Non riusciamo ancora a dire nulla, a dirci nulla, ancora silenzio, le parole non escono, continuiamo ad andare: il centro oli alle spalle, altri cartelli stradali, una strada vietata al transito per lavori, un bosco tagliato a metà e lì di fianco un altarino con una madonna, manco i santi hanno protetto ‘sta terra, mi viene da pensare.
Continuiamo, continuiamo… c’è un dettaglio che ha quasi del comico, grottesco: ci sono cartelli di STOP in un tutte le piccole strade che si immettono su questa principale, con anche le strisce bianche e la scritta per terra, in qualche caso stradine che finiscono dopo nemmeno 100 metri. Come se uno non si lavasse per tre mesi e poi indossasse vestiti eleganti e profumati, o come qualcuno che ti prende a parolacce ma educatamente, con una formalità da presa in giro.
Procedendo lungo la strada asfaltata vediamo Corleto, che faceva da sfondo già a Tempa Rossa 2, ora è proprio vicino, ma noi prima di entrare nel paesino giriamo a destra per un’altra stradina asfaltata che costeggia un piccolo fiume: porta ad un centro di carico e a un altro pozzo… incontriamo una macchina di un’azienda di vigilanza.

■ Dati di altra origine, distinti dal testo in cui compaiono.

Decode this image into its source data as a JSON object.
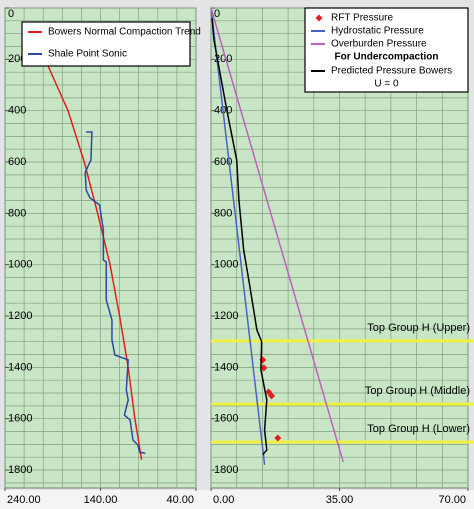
{
  "chart_data": [
    {
      "type": "line",
      "xlim": [
        240,
        40
      ],
      "xticks": [
        {
          "value": 240,
          "label": "240.00"
        },
        {
          "value": 140,
          "label": "140.00"
        },
        {
          "value": 40,
          "label": "40.00"
        }
      ],
      "ylim": [
        0,
        1870
      ],
      "yticks": [
        0,
        200,
        400,
        600,
        800,
        1000,
        1200,
        1400,
        1600,
        1800
      ],
      "grid": true,
      "xgrid_step": 20,
      "ygrid_step": 50,
      "series": [
        {
          "name": "Bowers Normal Compaction Trend",
          "color": "#e02020",
          "x": [
            198,
            186,
            174,
            157,
            143,
            130,
            120,
            111,
            104,
            97
          ],
          "values": [
            200,
            300,
            400,
            600,
            800,
            1000,
            1200,
            1400,
            1600,
            1760
          ]
        },
        {
          "name": "Shale Point Sonic",
          "color": "#2a48a8",
          "x": [
            155,
            149,
            150,
            156,
            155,
            151,
            141,
            137,
            137,
            134,
            134,
            128,
            128,
            125,
            111,
            113,
            111,
            115,
            109,
            106,
            101,
            99,
            93
          ],
          "values": [
            483,
            483,
            592,
            640,
            709,
            740,
            767,
            865,
            982,
            989,
            1137,
            1215,
            1293,
            1352,
            1371,
            1488,
            1527,
            1586,
            1605,
            1683,
            1702,
            1730,
            1735
          ]
        }
      ]
    },
    {
      "type": "line",
      "xlim": [
        0,
        70
      ],
      "xticks": [
        {
          "value": 0,
          "label": "0.00"
        },
        {
          "value": 35,
          "label": "35.00"
        },
        {
          "value": 70,
          "label": "70.00"
        }
      ],
      "ylim": [
        0,
        1870
      ],
      "yticks": [
        0,
        200,
        400,
        600,
        800,
        1000,
        1200,
        1400,
        1600,
        1800
      ],
      "grid": true,
      "xgrid_step": 7,
      "ygrid_step": 50,
      "series": [
        {
          "name": "RFT Pressure",
          "color": "#e02020",
          "mode": "markers",
          "x": [
            14.1,
            14.4,
            15.7,
            16.5,
            18.2
          ],
          "values": [
            1371,
            1402,
            1496,
            1511,
            1675
          ]
        },
        {
          "name": "Hydrostatic Pressure",
          "color": "#4a62c8",
          "x": [
            0,
            14.6
          ],
          "values": [
            0,
            1780
          ]
        },
        {
          "name": "Overburden Pressure",
          "color": "#c060c0",
          "x": [
            0,
            36
          ],
          "values": [
            0,
            1768
          ]
        },
        {
          "name": "Predicted Pressure Bowers",
          "color": "#000000",
          "x": [
            0.3,
            0.8,
            4.3,
            7.0,
            7.6,
            8.9,
            10.3,
            12.5,
            13.8,
            13.6,
            15.2,
            14.6,
            15.2,
            14.1
          ],
          "values": [
            40,
            125,
            397,
            592,
            748,
            943,
            1060,
            1254,
            1300,
            1410,
            1527,
            1644,
            1722,
            1740
          ]
        }
      ],
      "legend_heading": "For Undercompaction",
      "legend_footer": "U = 0",
      "annotations": [
        {
          "text": "Top Group H (Upper)",
          "value": 1297,
          "color": "#f0f040"
        },
        {
          "text": "Top Group H (Middle)",
          "value": 1543,
          "color": "#f0f040"
        },
        {
          "text": "Top Group H (Lower)",
          "value": 1691,
          "color": "#f0f040"
        }
      ]
    }
  ]
}
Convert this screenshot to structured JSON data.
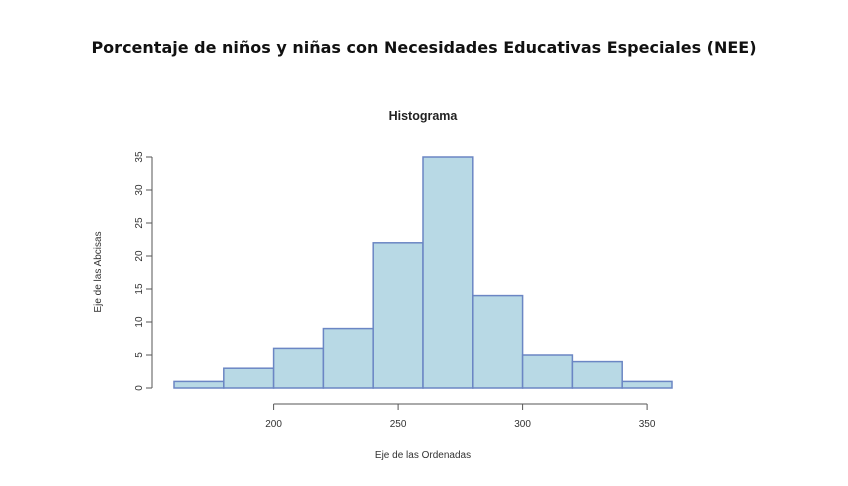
{
  "page_title": "Porcentaje de niños y niñas con Necesidades Educativas Especiales (NEE)",
  "colors": {
    "bar_fill": "#b8d9e5",
    "bar_stroke": "#6b86c4",
    "axis": "#555555"
  },
  "chart_data": {
    "type": "bar",
    "title": "Histograma",
    "xlabel": "Eje de las Ordenadas",
    "ylabel": "Eje de las Abcisas",
    "bins": [
      [
        160,
        180
      ],
      [
        180,
        200
      ],
      [
        200,
        220
      ],
      [
        220,
        240
      ],
      [
        240,
        260
      ],
      [
        260,
        280
      ],
      [
        280,
        300
      ],
      [
        300,
        320
      ],
      [
        320,
        340
      ],
      [
        340,
        360
      ]
    ],
    "values": [
      1,
      3,
      6,
      9,
      22,
      35,
      14,
      5,
      4,
      1
    ],
    "xlim": [
      160,
      360
    ],
    "ylim": [
      0,
      35
    ],
    "xticks": [
      200,
      250,
      300,
      350
    ],
    "yticks": [
      0,
      5,
      10,
      15,
      20,
      25,
      30,
      35
    ],
    "grid": false
  }
}
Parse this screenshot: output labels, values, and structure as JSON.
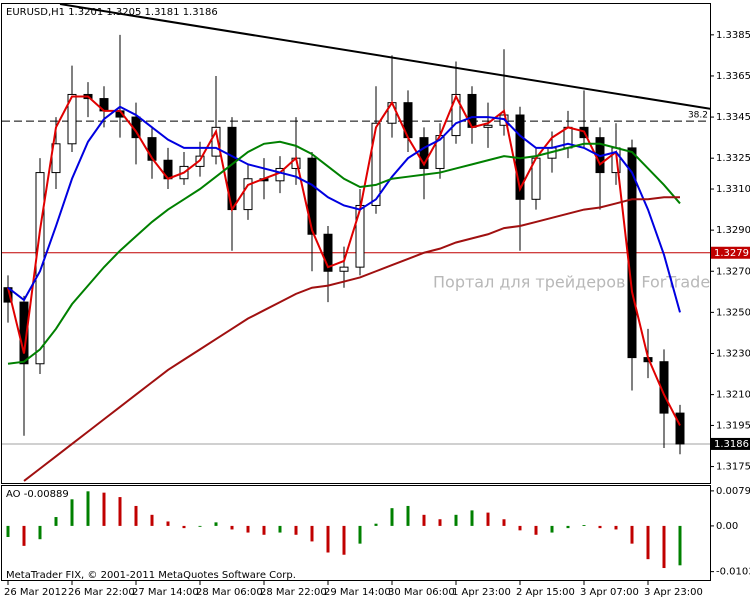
{
  "chart_data": [
    {
      "type": "candlestick",
      "title": "EURUSD,H1 1.3201 1.3205 1.3181 1.3186",
      "watermark": "Портал для трейдеров - ForTrader.ru",
      "categories": [
        "26 Mar 2012",
        null,
        null,
        null,
        "26 Mar 22:00",
        null,
        null,
        null,
        "27 Mar 14:00",
        null,
        null,
        null,
        "28 Mar 06:00",
        null,
        null,
        null,
        "28 Mar 22:00",
        null,
        null,
        null,
        "29 Mar 14:00",
        null,
        null,
        null,
        "30 Mar 06:00",
        null,
        null,
        null,
        "1 Apr 23:00",
        null,
        null,
        null,
        "2 Apr 15:00",
        null,
        null,
        null,
        "3 Apr 07:00",
        null,
        null,
        null,
        "3 Apr 23:00",
        null,
        null
      ],
      "open": [
        1.3262,
        1.3255,
        1.3225,
        1.3318,
        1.3332,
        1.3356,
        1.3354,
        1.3348,
        1.3345,
        1.3335,
        1.3324,
        1.3315,
        1.3321,
        1.3326,
        1.334,
        1.33,
        1.3315,
        1.3314,
        1.332,
        1.3325,
        1.3288,
        1.327,
        1.3272,
        1.3302,
        1.3342,
        1.3352,
        1.3335,
        1.332,
        1.3336,
        1.3356,
        1.334,
        1.3341,
        1.3346,
        1.3305,
        1.3325,
        1.333,
        1.334,
        1.3335,
        1.3318,
        1.333,
        1.3228,
        1.3226,
        1.3201
      ],
      "high": [
        1.3268,
        1.3258,
        1.3325,
        1.3345,
        1.337,
        1.3362,
        1.336,
        1.3385,
        1.3352,
        1.334,
        1.333,
        1.3328,
        1.3333,
        1.3365,
        1.3345,
        1.3322,
        1.3325,
        1.3326,
        1.3345,
        1.3328,
        1.3292,
        1.3282,
        1.331,
        1.336,
        1.3375,
        1.3358,
        1.334,
        1.3342,
        1.3372,
        1.336,
        1.3352,
        1.3378,
        1.335,
        1.333,
        1.3338,
        1.3348,
        1.3358,
        1.334,
        1.3342,
        1.3334,
        1.3242,
        1.3232,
        1.3205
      ],
      "low": [
        1.3245,
        1.319,
        1.322,
        1.331,
        1.3328,
        1.3345,
        1.334,
        1.3335,
        1.3322,
        1.3315,
        1.331,
        1.3312,
        1.3316,
        1.3322,
        1.328,
        1.3295,
        1.3305,
        1.3308,
        1.3312,
        1.327,
        1.3255,
        1.3262,
        1.3268,
        1.3298,
        1.3335,
        1.3328,
        1.3305,
        1.3315,
        1.3332,
        1.3332,
        1.333,
        1.3336,
        1.328,
        1.33,
        1.3318,
        1.3325,
        1.333,
        1.33,
        1.3312,
        1.3212,
        1.3218,
        1.3184,
        1.3181
      ],
      "close": [
        1.3255,
        1.3225,
        1.3318,
        1.3332,
        1.3356,
        1.3354,
        1.3348,
        1.3345,
        1.3335,
        1.3324,
        1.3315,
        1.3321,
        1.3326,
        1.334,
        1.33,
        1.3315,
        1.3314,
        1.332,
        1.3325,
        1.3288,
        1.327,
        1.3272,
        1.3302,
        1.3342,
        1.3352,
        1.3335,
        1.332,
        1.3336,
        1.3356,
        1.334,
        1.3341,
        1.3346,
        1.3305,
        1.3325,
        1.333,
        1.334,
        1.3335,
        1.3318,
        1.333,
        1.3228,
        1.3226,
        1.3201,
        1.3186
      ],
      "up_color": "#ffffff",
      "down_color": "#000000",
      "outline": "#000000",
      "ylim": [
        1.3167,
        1.34
      ],
      "yticks": [
        1.3385,
        1.3365,
        1.3345,
        1.3325,
        {
          "value": 1.331,
          "label": "1.3310"
        },
        {
          "value": 1.329,
          "label": "1.3290"
        },
        {
          "value": 1.327,
          "label": "1.3270"
        },
        {
          "value": 1.325,
          "label": "1.3250"
        },
        {
          "value": 1.323,
          "label": "1.3230"
        },
        {
          "value": 1.321,
          "label": "1.3210"
        },
        1.3195,
        1.3175
      ],
      "indicators": [
        {
          "color": "#e00000",
          "values": [
            1.3262,
            1.323,
            1.329,
            1.334,
            1.3355,
            1.3355,
            1.3348,
            1.3348,
            1.3338,
            1.3325,
            1.3315,
            1.3318,
            1.3324,
            1.3338,
            1.33,
            1.3312,
            1.3315,
            1.3318,
            1.3325,
            1.329,
            1.3272,
            1.3275,
            1.33,
            1.334,
            1.3352,
            1.3335,
            1.3322,
            1.3336,
            1.3355,
            1.334,
            1.3342,
            1.3348,
            1.331,
            1.3325,
            1.3335,
            1.334,
            1.3338,
            1.3322,
            1.3328,
            1.326,
            1.3228,
            1.321,
            1.3195
          ]
        },
        {
          "color": "#0000e0",
          "values": [
            1.3262,
            1.3256,
            1.327,
            1.3292,
            1.3315,
            1.3333,
            1.3344,
            1.335,
            1.3346,
            1.334,
            1.3334,
            1.333,
            1.333,
            1.333,
            1.3326,
            1.3322,
            1.332,
            1.3318,
            1.3316,
            1.3312,
            1.3306,
            1.3302,
            1.33,
            1.3305,
            1.3316,
            1.3325,
            1.333,
            1.3334,
            1.3342,
            1.3345,
            1.3345,
            1.3344,
            1.3336,
            1.333,
            1.333,
            1.3332,
            1.333,
            1.3326,
            1.3328,
            1.3318,
            1.33,
            1.3278,
            1.325
          ]
        },
        {
          "color": "#008000",
          "values": [
            1.3225,
            1.3226,
            1.3232,
            1.3242,
            1.3254,
            1.3263,
            1.3272,
            1.328,
            1.3287,
            1.3294,
            1.33,
            1.3305,
            1.331,
            1.3316,
            1.3322,
            1.3328,
            1.3332,
            1.3333,
            1.3331,
            1.3327,
            1.3321,
            1.3315,
            1.3311,
            1.3312,
            1.3315,
            1.3316,
            1.3317,
            1.3318,
            1.332,
            1.3322,
            1.3324,
            1.3326,
            1.3325,
            1.3326,
            1.3328,
            1.333,
            1.3332,
            1.3332,
            1.333,
            1.3328,
            1.332,
            1.3312,
            1.3303
          ]
        },
        {
          "color": "#a01010",
          "values": [
            null,
            1.3168,
            1.3174,
            1.318,
            1.3186,
            1.3192,
            1.3198,
            1.3204,
            1.321,
            1.3216,
            1.3222,
            1.3227,
            1.3232,
            1.3237,
            1.3242,
            1.3247,
            1.3251,
            1.3255,
            1.3259,
            1.3262,
            1.3263,
            1.3265,
            1.3267,
            1.327,
            1.3273,
            1.3276,
            1.3279,
            1.3281,
            1.3284,
            1.3286,
            1.3288,
            1.3291,
            1.3292,
            1.3294,
            1.3296,
            1.3298,
            1.33,
            1.3301,
            1.3303,
            1.3305,
            1.3305,
            1.3306,
            1.3306
          ]
        }
      ],
      "hlines": [
        {
          "value": 1.3279,
          "color": "#c00000"
        },
        {
          "value": 1.3186,
          "color": "#a0a0a0"
        },
        {
          "value": 1.3343,
          "color": "#000000",
          "label": "38.2",
          "dashed": true
        }
      ],
      "trendline": {
        "color": "#000000",
        "from": {
          "x": 3.25,
          "y": 1.34
        },
        "to": {
          "x": 43.9,
          "y": 1.3349
        }
      }
    },
    {
      "type": "histogram",
      "title": "AO -0.00889",
      "values": [
        -0.0025,
        -0.0045,
        -0.003,
        0.002,
        0.006,
        0.0078,
        0.0075,
        0.0065,
        0.0045,
        0.0025,
        0.001,
        -0.0005,
        -0.0002,
        0.0008,
        -0.0008,
        -0.0015,
        -0.002,
        -0.0015,
        -0.002,
        -0.0035,
        -0.006,
        -0.0065,
        -0.004,
        0.0005,
        0.004,
        0.0045,
        0.0025,
        0.0015,
        0.0025,
        0.0035,
        0.003,
        0.0015,
        -0.001,
        -0.002,
        -0.0015,
        -0.0005,
        0.0002,
        -0.0005,
        -0.0008,
        -0.004,
        -0.0075,
        -0.0095,
        -0.00889
      ],
      "up_color": "#008000",
      "down_color": "#c00000",
      "ylim": [
        -0.0122,
        0.009
      ],
      "yticks": [
        0.0079,
        {
          "value": 0,
          "label": "0.00"
        },
        -0.01031
      ]
    }
  ],
  "footer": "MetaTrader FIX, © 2001-2011 MetaQuotes Software Corp."
}
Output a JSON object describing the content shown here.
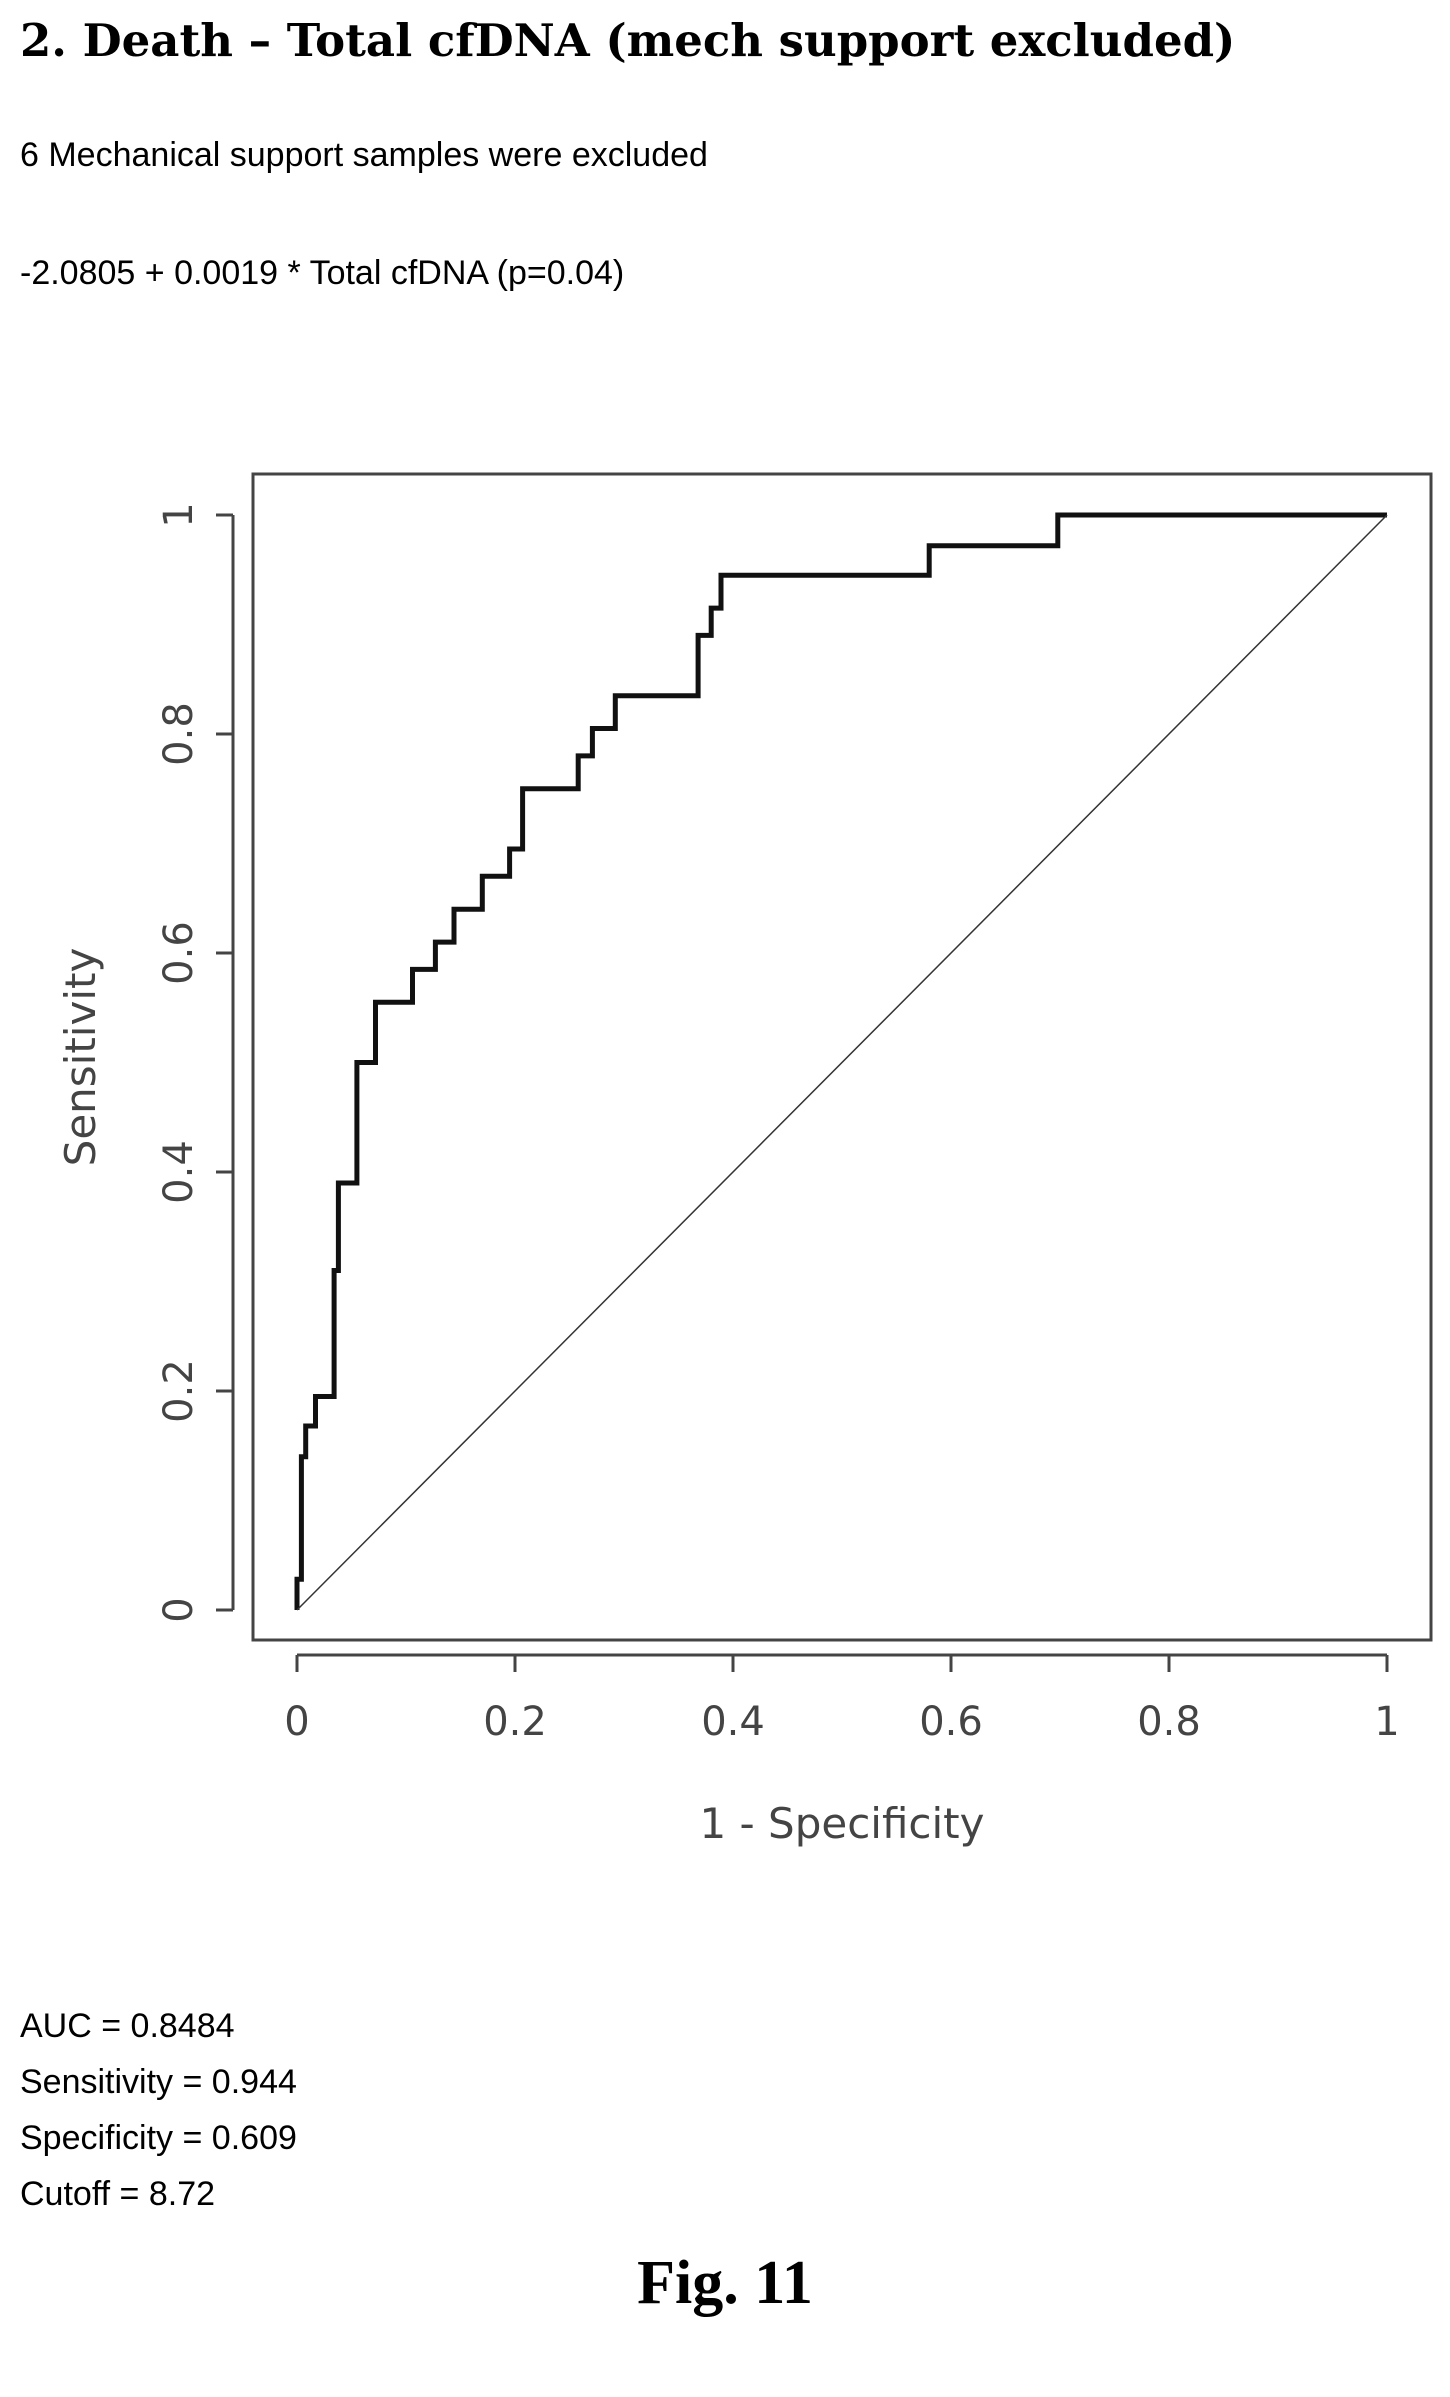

Questo pozzo sembra già in funzione, manco a dirlo, nel silenzio, la vigilanza lascia il segno del suo passaggio sul cancello e noi continuiamo verso Corleto.
Usciti dalla stradina vicino al fiume di nuovo un cambio di dimensione: la strada adesso è piena di buche e dire buche è un eufemismo, neanche l’asfalto fino al paese, si saranno fermati alla fine della concessione.
Due curve fuori dall’abitato e siamo nel bosco tra Corleto e Laurenzana, il silenzio degli alberi… finalmente. Ci fermiamo a caso appena vediamo un sentiero che sale, parcheggiamo alla bene e meglio sul margine della strada e via: siamo affamati e non è perché è ora di pranzo, saliamo a testa bassa e passo sostenuto, cerchiamo avidamente il silenzio della montagna. Saliamo, saliamo senza dire ancora nulla e nel bosco dei piccoli sfiatatoi gialli recitano «gasdotto». Non c’è proprio niente da dire, saliamo sempre più zitti fino a che il vento della cima ci ruba il silenzio…
Lungo la via del ritorno c’è un pensiero che mi consola: “stasera almeno prenderò una piccola parte di bellezza”. Mi aspetta un concerto al conservatorio, uno di quei concerti dove ad un prezzo accessibile vado a godere di un’orchestra, con tutti i suoi strumenti. Mi sento già seduta su quelle poltrone, chiudo gli occhi e mi godo l’acustica quasi perfetta. E arriva il momento del bello, la sera mi siedo finalmente su quella poltrona, per un attimo la pesantezza della giornata scivola via, prendo lo stampato con il programma del concerto e l’occhio cade a margine dell’elegante foglio lucido, il concerto sta cominciando, ma io sento solo, di nuovo, silenzio… le orecchie tappate, il mondo ovattato, come quando ci si immerge sott’acqua, le luci si abbassano e tra gli sponsor, in quel multicolor patinato, leggo «Total»…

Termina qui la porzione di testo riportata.